将所有的圆化成树,然后就可以转化成树上的删边博弈问题....
Circles Game
Time Limit: 2000/1000 MS (Java/Others) Memory Limit: 65536/65536 K (Java/Others)
Total Submission(s): 881 Accepted Submission(s): 255
Problem Description
There are n circles on a infinitely large table.With every two circle, either one contains another or isolates from the other.They are never crossed nor tangent.
Alice and Bob are playing a game concerning these circles.They take turn to play,Alice goes first:
1、Pick out a certain circle A,then delete A and every circle that is inside of A.
2、Failling to find a deletable circle within one round will lost the game.
Now,Alice and Bob are both smart guys,who will win the game,output the winner‘s name.
Input
The first line include a positive integer T<=20,indicating the total group number of the statistic.

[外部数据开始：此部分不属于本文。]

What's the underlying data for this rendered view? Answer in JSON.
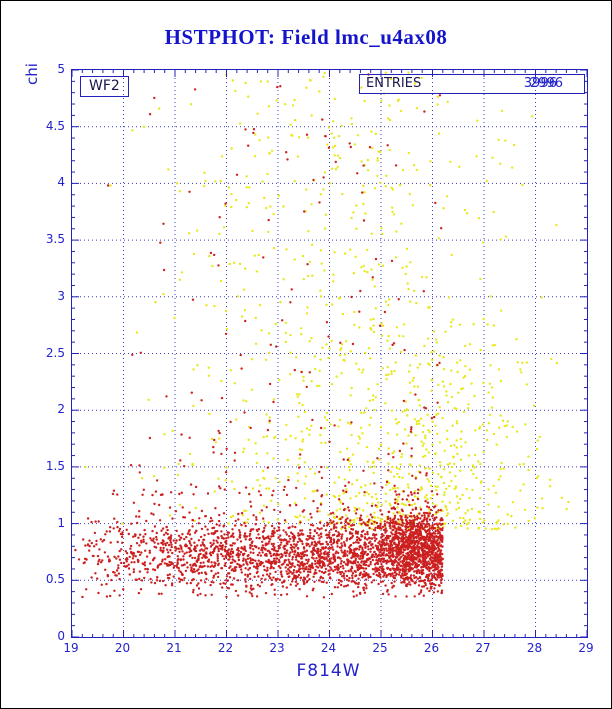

As for the following T groups of statistic,the first line of every group must include a positive integer n to define the number of the circles.
And the following lines,each line consists of 3 integers x,y and r,stating the coordinate of the circle center and radius of the circle respectively.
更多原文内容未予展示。